Le collectif Bassines Non Merci s’interroge également sur l’attitude que vont adopter les préfets des Deux Sèvres et de la Vienne – « continuation des travaux quoiqu’il en coûte ou mise en place d’un moratoire afin que les tribunaux administratifs puissent statuer » – et ce que va devenir le site de la Laigne : « réparation, rebâchage, conservation ou démantèlement du fond de bassines encore en place ? »
De leur côté, le mouvement des Soulèvements de Terre a précisé dans un communiqué ne pas revendiquer cette action, les deux collectifs étant indépendants, mais rappelle l’importance d’ouvrir un moratoire sur ces bassines suite à la mobilisation publique du 22 septembre.
« Gageons pour notre part que cette initiative pratique, à l’instar par exemple des fauchages d’ogm au début des années 2000 ou de certains illustres « démontages » paysans de Mcdo ou de « fermes-usines » aux 1000 vaches, viendra enrichir le débat sur la diversité des modes d’actions propres à faire réellement barrage aux méga-bassines et à leur monde. » ont réagi le collectif des Soulèvements de la Terre
Cette action est sûrement loin d’être la dernière.
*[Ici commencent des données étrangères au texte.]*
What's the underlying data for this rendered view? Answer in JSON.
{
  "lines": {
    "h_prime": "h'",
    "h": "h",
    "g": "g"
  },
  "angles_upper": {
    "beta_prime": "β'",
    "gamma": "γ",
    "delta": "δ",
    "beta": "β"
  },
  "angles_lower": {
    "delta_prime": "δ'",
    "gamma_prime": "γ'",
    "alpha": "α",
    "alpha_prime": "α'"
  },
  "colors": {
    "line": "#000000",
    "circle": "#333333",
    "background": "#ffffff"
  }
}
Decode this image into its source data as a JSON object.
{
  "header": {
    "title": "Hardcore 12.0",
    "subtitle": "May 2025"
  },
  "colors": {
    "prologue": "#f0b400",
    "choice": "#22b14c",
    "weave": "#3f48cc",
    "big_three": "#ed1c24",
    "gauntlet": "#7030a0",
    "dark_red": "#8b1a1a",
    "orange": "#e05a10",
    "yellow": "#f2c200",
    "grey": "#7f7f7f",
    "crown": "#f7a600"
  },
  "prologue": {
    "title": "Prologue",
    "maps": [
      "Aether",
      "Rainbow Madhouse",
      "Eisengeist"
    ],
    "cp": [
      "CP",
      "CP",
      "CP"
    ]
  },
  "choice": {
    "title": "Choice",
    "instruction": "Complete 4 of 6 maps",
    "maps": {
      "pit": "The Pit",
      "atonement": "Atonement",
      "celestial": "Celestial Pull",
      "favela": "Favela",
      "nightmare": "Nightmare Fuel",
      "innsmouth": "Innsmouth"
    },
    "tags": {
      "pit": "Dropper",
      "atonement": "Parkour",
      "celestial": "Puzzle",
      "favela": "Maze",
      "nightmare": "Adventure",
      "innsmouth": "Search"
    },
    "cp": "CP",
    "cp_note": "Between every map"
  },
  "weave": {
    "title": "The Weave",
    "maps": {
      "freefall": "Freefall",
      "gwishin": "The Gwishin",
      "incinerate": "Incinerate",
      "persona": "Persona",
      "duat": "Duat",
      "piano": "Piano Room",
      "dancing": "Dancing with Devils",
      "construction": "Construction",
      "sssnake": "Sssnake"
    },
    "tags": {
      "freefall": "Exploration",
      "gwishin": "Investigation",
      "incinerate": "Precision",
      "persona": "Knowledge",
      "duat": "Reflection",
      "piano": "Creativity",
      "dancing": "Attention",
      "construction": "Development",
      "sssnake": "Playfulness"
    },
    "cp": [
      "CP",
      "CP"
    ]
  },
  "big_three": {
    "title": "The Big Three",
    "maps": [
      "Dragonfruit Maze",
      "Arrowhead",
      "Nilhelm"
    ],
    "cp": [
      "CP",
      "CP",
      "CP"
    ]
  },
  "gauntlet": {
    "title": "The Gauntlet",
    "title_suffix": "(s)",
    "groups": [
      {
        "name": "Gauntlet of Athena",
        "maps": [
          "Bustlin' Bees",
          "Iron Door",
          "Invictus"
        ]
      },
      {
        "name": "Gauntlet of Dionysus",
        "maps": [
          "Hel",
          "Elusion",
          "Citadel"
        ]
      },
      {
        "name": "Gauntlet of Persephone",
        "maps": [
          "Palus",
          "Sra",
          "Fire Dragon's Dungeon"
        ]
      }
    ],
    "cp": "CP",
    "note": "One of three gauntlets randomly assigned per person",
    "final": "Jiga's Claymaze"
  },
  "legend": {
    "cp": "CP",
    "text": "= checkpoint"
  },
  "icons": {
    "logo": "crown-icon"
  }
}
« Tant que les chantiers de construction de méga-bassines ne s’arrêteront pas, tant que les pouvoirs publics ne cesseront de mentir à leur sujet et de les financer, nous continuerons à les démanteler, de nuit comme de jour. » ont conclu les deux collectifs
(1) Les Fremens sont le peuple des sables imaginé par l’auteur de Dune, de Frank Herbert, peuple qui lutte pour la libération de sa planète.
(2) Le nom « Gang du cutter à roulette » est une référence au « Gang de la clé à molette », roman écrit en 1975 par l’Américain Edward Abbey, faisant de lui un pionnier dans la prise de conscience écologiste aux États-Unis.